Lieutenant Philip Denys DOYNE
A Company, 1/4th Battalion Oxfordshire and Buckinghamshire Light Infantry

Date of birth: 28th October 1891
Date of death: 28th December 1915

Killed in action aged 24
Buried at Hebuterne Military Cemetery Plot I Row D Grave 9
Philip Denys Doyne was born at Horningsham in Wiltshire on the 28th of October 1891 the eldest son of the Reverend Philip Valentine Doyne, Vicar of Horningsham, and Mary Elizabeth (nee Johnson) Doyne later of Quarry Vicarage, Beckley in Oxford. He was christened at St John the Baptist's Church, Horningsham on the 29th of November 1891.

He was educated at Lancing College where he was in Olds House from September 1905 to December 1909. He went on to Keble College Oxford in October 1910 where he was a member of the Oxford University Officer Training Corps and achieved a 3rd Class BA in History in 1913.

He was an Assistant Master at Winchester House in Deal from 1913 to 1914 before being offered a place at Ely Theological College which he deferred to accept a commission.

He was commissioned as a 2nd Lieutenant in the 4th Battalion Oxfordshire and Buckinghamshire Light Infantry on the 14th of September 1914 and was promoted to temporary Captain on the 9th of December 1914. He embarked for France on the 3rd of August 1915 and relinquished his temporary rank on the 22nd of August to enable him to serve at the front. He was promoted to Lieutenant on the 10th of September 1915.

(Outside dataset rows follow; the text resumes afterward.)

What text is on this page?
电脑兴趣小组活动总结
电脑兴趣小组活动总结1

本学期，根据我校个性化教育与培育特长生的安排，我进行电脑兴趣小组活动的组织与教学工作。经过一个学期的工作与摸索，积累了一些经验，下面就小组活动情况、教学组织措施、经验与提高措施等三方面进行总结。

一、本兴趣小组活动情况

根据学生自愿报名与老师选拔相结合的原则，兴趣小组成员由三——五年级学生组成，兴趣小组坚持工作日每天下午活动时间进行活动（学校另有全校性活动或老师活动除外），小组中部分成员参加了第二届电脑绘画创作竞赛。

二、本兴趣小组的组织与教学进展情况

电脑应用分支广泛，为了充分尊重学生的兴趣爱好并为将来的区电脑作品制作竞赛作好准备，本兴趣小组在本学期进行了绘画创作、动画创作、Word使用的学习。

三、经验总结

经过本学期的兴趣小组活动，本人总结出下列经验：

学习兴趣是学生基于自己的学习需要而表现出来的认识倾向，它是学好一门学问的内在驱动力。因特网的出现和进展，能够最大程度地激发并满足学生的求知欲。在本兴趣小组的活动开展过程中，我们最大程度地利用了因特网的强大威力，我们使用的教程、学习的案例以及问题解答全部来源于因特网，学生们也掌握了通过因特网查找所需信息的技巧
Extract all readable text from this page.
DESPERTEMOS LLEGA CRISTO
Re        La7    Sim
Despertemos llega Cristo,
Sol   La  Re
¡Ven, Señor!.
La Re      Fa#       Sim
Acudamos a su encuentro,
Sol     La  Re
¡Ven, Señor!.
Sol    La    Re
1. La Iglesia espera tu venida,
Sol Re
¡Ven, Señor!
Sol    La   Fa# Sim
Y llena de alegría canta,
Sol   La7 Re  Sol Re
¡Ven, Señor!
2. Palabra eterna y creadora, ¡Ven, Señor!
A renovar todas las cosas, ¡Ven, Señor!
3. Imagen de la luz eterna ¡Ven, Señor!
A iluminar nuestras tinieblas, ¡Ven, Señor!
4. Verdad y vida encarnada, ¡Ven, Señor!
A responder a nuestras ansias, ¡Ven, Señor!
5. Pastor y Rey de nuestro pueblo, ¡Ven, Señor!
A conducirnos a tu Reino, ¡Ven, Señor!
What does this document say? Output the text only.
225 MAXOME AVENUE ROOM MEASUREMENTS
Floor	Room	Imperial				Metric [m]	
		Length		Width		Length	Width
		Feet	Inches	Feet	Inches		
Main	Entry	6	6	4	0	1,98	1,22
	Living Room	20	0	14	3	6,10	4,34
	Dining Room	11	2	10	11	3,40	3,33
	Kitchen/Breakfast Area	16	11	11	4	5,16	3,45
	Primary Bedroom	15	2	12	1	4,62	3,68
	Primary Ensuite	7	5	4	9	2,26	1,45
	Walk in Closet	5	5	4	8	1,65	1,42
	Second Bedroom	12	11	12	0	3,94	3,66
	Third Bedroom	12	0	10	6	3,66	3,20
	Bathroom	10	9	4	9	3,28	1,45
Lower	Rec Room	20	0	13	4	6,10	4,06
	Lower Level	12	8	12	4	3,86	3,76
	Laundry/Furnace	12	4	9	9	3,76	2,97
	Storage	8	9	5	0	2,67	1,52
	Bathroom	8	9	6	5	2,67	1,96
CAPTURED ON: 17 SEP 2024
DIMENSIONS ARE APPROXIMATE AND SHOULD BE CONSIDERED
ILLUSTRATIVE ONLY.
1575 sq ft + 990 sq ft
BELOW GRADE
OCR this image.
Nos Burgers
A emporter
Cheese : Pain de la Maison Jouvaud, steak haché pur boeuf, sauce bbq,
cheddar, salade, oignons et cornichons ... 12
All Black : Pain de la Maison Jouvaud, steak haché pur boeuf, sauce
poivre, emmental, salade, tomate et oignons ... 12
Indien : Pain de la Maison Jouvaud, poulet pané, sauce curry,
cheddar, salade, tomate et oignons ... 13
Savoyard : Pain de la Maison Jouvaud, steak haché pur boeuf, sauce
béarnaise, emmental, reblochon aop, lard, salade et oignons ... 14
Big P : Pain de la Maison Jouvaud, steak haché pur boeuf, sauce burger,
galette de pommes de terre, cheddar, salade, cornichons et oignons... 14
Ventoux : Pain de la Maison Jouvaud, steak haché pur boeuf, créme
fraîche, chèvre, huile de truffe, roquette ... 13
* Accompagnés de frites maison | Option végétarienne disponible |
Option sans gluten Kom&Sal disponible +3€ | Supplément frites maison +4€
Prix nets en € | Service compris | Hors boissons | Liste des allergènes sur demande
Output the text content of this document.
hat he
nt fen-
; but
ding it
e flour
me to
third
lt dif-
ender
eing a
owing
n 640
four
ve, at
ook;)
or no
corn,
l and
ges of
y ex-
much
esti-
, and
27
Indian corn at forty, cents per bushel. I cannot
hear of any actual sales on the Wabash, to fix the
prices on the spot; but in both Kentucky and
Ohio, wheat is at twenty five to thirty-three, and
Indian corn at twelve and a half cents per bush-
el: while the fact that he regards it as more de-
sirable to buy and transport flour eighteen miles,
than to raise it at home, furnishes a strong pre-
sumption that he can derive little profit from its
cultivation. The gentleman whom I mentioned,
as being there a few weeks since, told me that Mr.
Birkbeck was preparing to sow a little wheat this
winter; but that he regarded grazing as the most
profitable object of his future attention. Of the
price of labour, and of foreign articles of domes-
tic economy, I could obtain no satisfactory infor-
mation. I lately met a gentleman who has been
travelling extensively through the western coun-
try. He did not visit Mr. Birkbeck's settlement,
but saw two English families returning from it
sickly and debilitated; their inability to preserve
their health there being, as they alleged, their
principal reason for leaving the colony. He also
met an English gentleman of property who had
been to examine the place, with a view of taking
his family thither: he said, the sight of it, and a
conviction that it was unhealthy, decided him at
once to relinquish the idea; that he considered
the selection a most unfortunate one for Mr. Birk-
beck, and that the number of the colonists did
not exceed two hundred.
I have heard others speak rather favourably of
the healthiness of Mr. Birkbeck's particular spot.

He returned from a short leave at home on the 28th of December 1915 and later the same day the battalion relieved the 7th Battalion Worcestershire Regiment in the front line near Courcelles. That night he and a soldier went out from the trenches to examine the wire in front of the German trenches. At 10pm, having not returned, they were considered as missing. The man later returned but without Philip Doyne. A search party was dispatched under Captain Jones which returned two hours later having found his body in a shell hole. He had been struck in the head and killed by a machine gun bullet.

His General wrote:-

"He is a great loss to the Battalion, who will miss him very much, he had been doing so well."

Another officer wrote:-

"He was always so keen and full of spirits, a thorough soldier and his men were fond of him. They would follow him anywhere."

Another wrote:-

"He was a man, brave and absolutely fearless. When there was dangerous work he was not one to send others, but to go himself. He always knelt down before going over the top of the trenches."

An OL who served under him wrote:-

"He was one of those who care for things that really count, and I have always admired him for his moral courage in championing all that is right and straight".

Another wrote of:-

"The intimate talks he had with the Captain on spiritual things, for the latter made no secret of the depth and strength of his religious conviction."

He is commemorated on a plaque at Headington Quarry Church, on the war memorial in the chapel at Keble College Oxford and on the memorial at Winchester House School.

His father applied for his medals in February 1922.